Zwei Kriege im Fokus: Netanjahu und Selenskyj bei Trump
Autor: Franziska Spiecker, Sara Lemel und Andreas Stein, dpa
, Dienstag, 28. Juli 2026
Der Ukraine-Krieg wird in den USA schon länger vom Iran-Krieg überlagert – heute stehen beide auf Trumps Agenda. Das ist bei den Treffen mit seinen Kollegen aus Israel und der Ukraine relevant.

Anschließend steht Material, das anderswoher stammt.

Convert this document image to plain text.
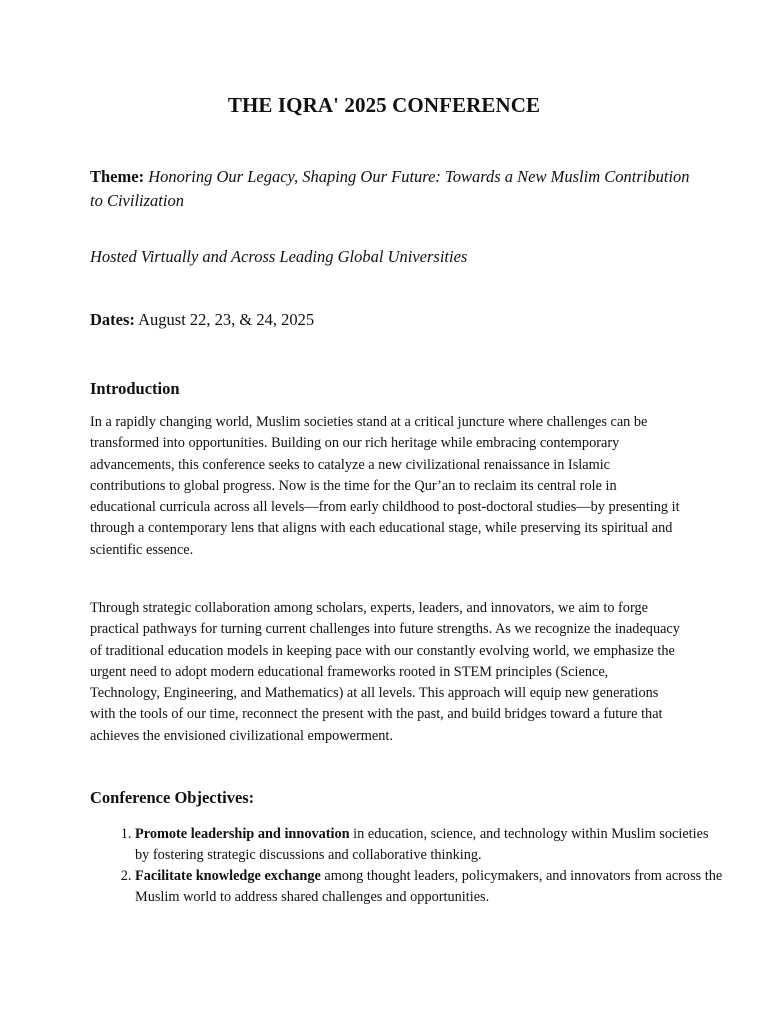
THE IQRA' 2025 CONFERENCE

Theme: Honoring Our Legacy, Shaping Our Future: Towards a New Muslim Contribution to Civilization

Hosted Virtually and Across Leading Global Universities

Dates: August 22, 23, & 24, 2025

Introduction

In a rapidly changing world, Muslim societies stand at a critical juncture where challenges can be transformed into opportunities. Building on our rich heritage while embracing contemporary advancements, this conference seeks to catalyze a new civilizational renaissance in Islamic contributions to global progress. Now is the time for the Qur’an to reclaim its central role in educational curricula across all levels—from early childhood to post-doctoral studies—by presenting it through a contemporary lens that aligns with each educational stage, while preserving its spiritual and scientific essence.

Through strategic collaboration among scholars, experts, leaders, and innovators, we aim to forge practical pathways for turning current challenges into future strengths. As we recognize the inadequacy of traditional education models in keeping pace with our constantly evolving world, we emphasize the urgent need to adopt modern educational frameworks rooted in STEM principles (Science, Technology, Engineering, and Mathematics) at all levels. This approach will equip new generations with the tools of our time, reconnect the present with the past, and build bridges toward a future that achieves the envisioned civilizational empowerment.

Conference Objectives:
1. Promote leadership and innovation in education, science, and technology within Muslim societies by fostering strategic discussions and collaborative thinking.
2. Facilitate knowledge exchange among thought leaders, policymakers, and innovators from across the Muslim world to address shared challenges and opportunities.
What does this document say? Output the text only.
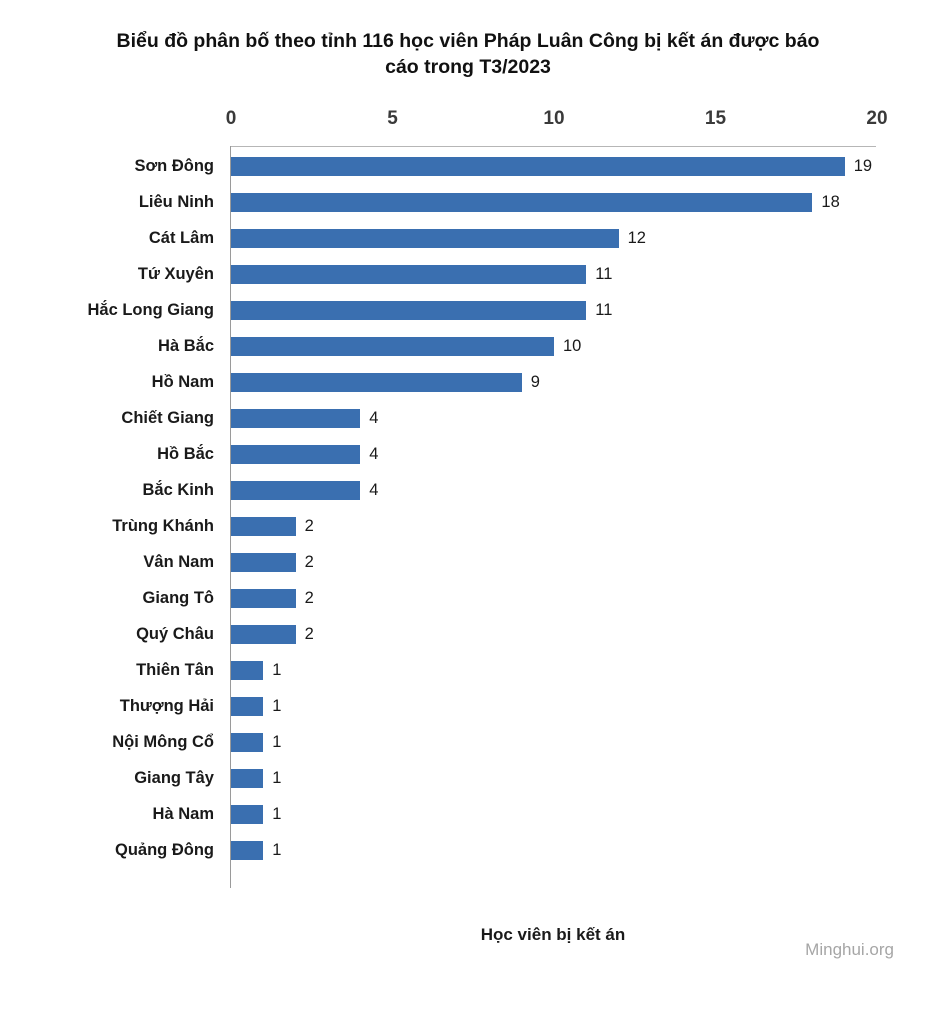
Biểu đồ phân bố theo tỉnh 116 học viên Pháp Luân Công bị kết án được báo cáo trong T3/2023
0	5	10	15	20
Sơn Đông	19
Liêu Ninh	18
Cát Lâm	12
Tứ Xuyên	11
Hắc Long Giang	11
Hà Bắc	10
Hồ Nam	9
Chiết Giang	4
Hồ Bắc	4
Bắc Kinh	4
Trùng Khánh	2
Vân Nam	2
Giang Tô	2
Quý Châu	2
Thiên Tân	1
Thượng Hải	1
Nội Mông Cổ	1
Giang Tây	1
Hà Nam	1
Quảng Đông	1
Học viên bị kết án
Minghui.org
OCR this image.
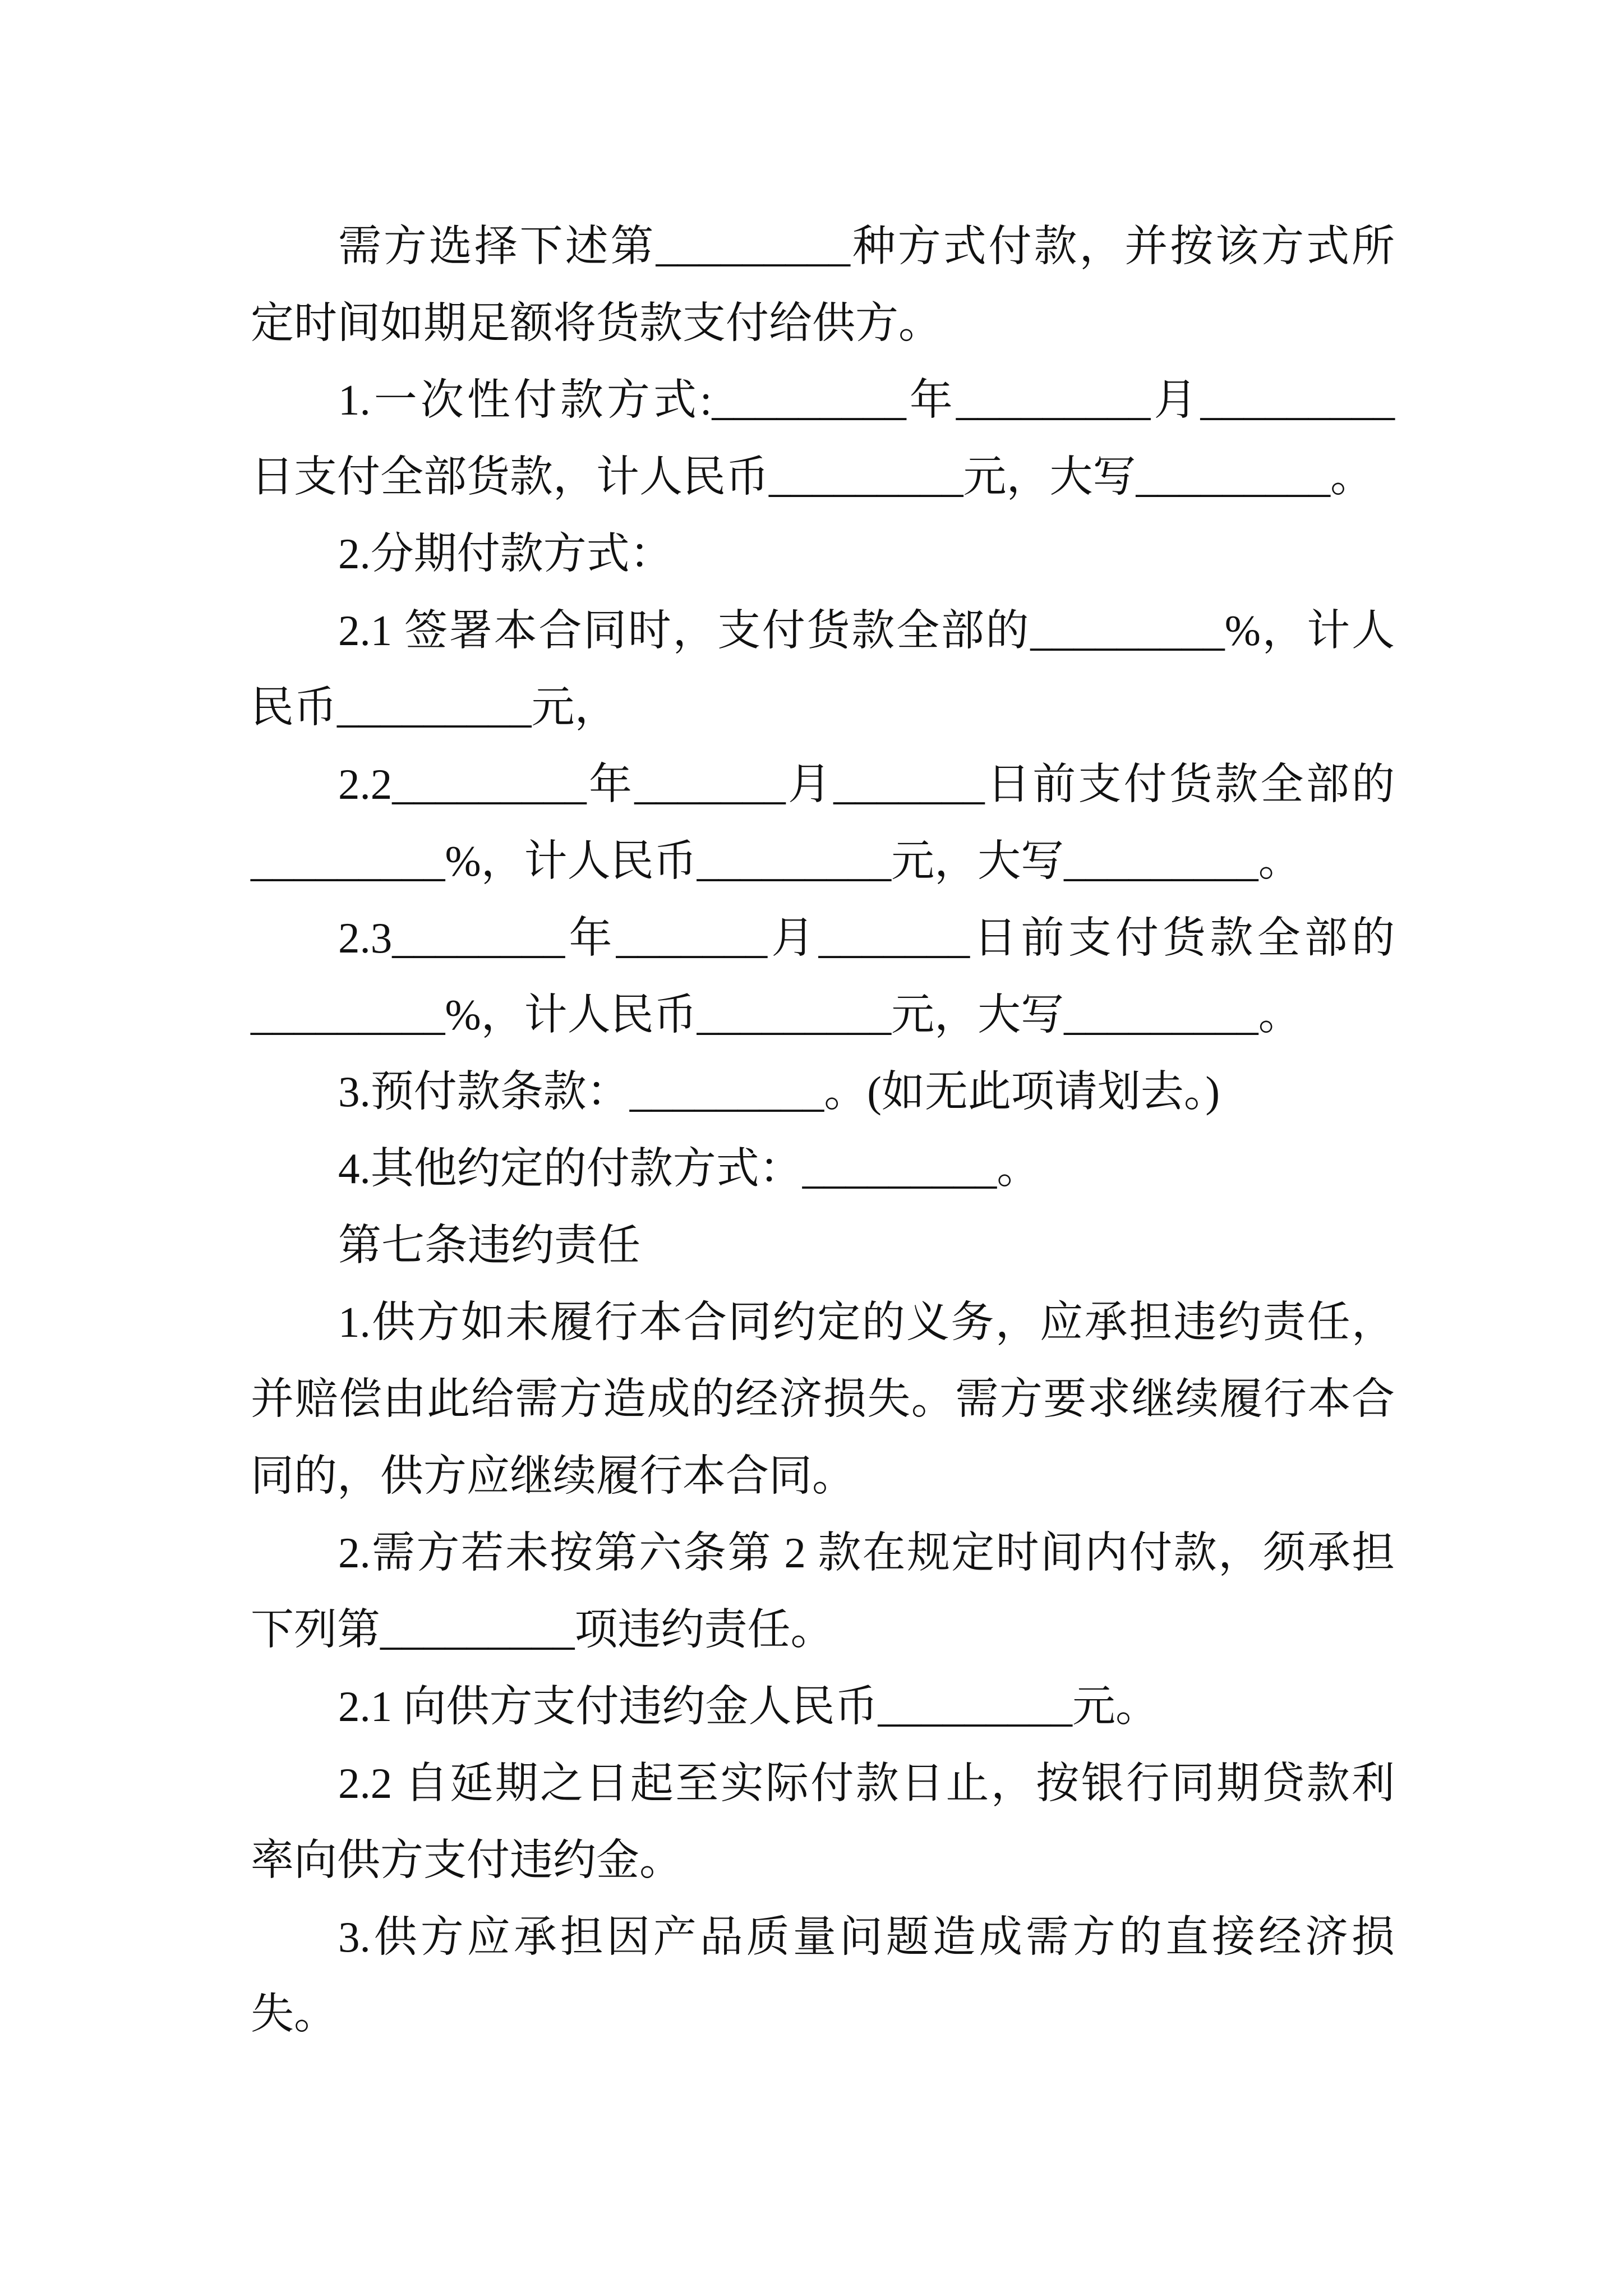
需方选择下述第_________种方式付款，并按该方式所
定时间如期足额将货款支付给供方。
1.一次性付款方式:_________年_________月_________
日支付全部货款，计人民币_________元，大写_________。
2.分期付款方式：
2.1 签署本合同时，支付货款全部的_________%，计人
民币_________元，
2.2_________年_______月_______日前支付货款全部的
_________%，计人民币_________元，大写_________。
2.3________年_______月_______日前支付货款全部的
_________%，计人民币_________元，大写_________。
3.预付款条款：_________。(如无此项请划去。)
4.其他约定的付款方式：_________。
第七条违约责任
1.供方如未履行本合同约定的义务，应承担违约责任，
并赔偿由此给需方造成的经济损失。需方要求继续履行本合
同的，供方应继续履行本合同。
2.需方若未按第六条第 2 款在规定时间内付款，须承担
下列第_________项违约责任。
2.1 向供方支付违约金人民币_________元。
2.2 自延期之日起至实际付款日止，按银行同期贷款利
率向供方支付违约金。
3.供方应承担因产品质量问题造成需方的直接经济损
失。
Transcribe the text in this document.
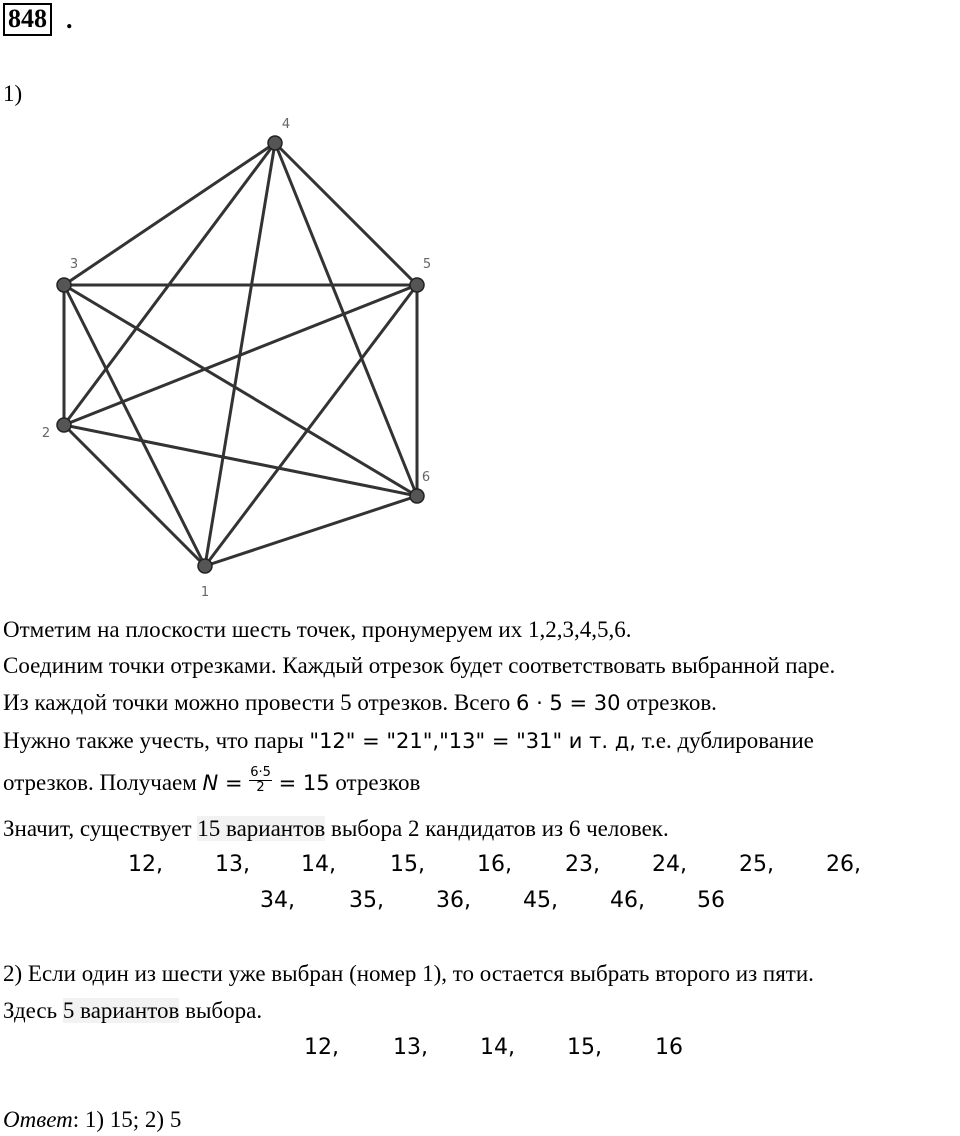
848 .
1)
1
2
3
4
5
6
Отметим на плоскости шесть точек, пронумеруем их 1,2,3,4,5,6.
Соединим точки отрезками. Каждый отрезок будет соответствовать выбранной паре.
Из каждой точки можно провести 5 отрезков. Всего 6 ⋅ 5 = 30 отрезков.
Нужно также учесть, что пары "12" = "21","13" = "31" и т. д, т.е. дублирование
отрезков. Получаем $N = \frac{6\cdot 5}{2} = 15$ отрезков
Значит, существует 15 вариантов выбора 2 кандидатов из 6 человек.
12, 13, 14, 15, 16, 23, 24, 25, 26,
34, 35, 36, 45, 46, 56
2) Если один из шести уже выбран (номер 1), то остается выбрать второго из пяти.
Здесь 5 вариантов выбора.
12, 13, 14, 15, 16
Ответ: 1) 15; 2) 5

Der kürzlich gestorbene US-Senator Lindsey Graham war einer der wichtigsten Unterstützer Israels und der Ukraine in Washington. Nun findet in der US-Hauptstadt eine Trauerfeier für den Republikaner statt, zu der neben Israels Ministerpräsidenten Benjamin Netanjahu ukrainischen und US-amerikanischen Medienberichten zufolge auch der ukrainische Präsident Wolodymyr Selenskyj erwartet wird. Für beide ist der Besuch nicht zuletzt auch eine willkommene Gelegenheit, US-Präsident Donald Trump zu treffen.
Zentrale Punkte, die dabei relevant sind:
Netanjahu und Trump
Erstes Treffen seit Beginn des Iran-Kriegs
Trump empfing Netanjahu zuletzt im Februar im Weißen Haus. Im Zentrum der Gespräche damals: der Umgang mit dem Iran. Rund zweieinhalb Wochen später starteten die USA und Israel ihre gemeinsamen Angriffe gegen die Islamische Republik. Seitdem sind fünf Monate vergangen – und unterschiedliche Interessen der USA und Israels in dem Krieg zunehmend sichtbar geworden. Während Israel den Krieg Medienberichte zufolge fortsetzen wollte, lag Trumps Fokus zuletzt lange auf einer diplomatischen Lösung.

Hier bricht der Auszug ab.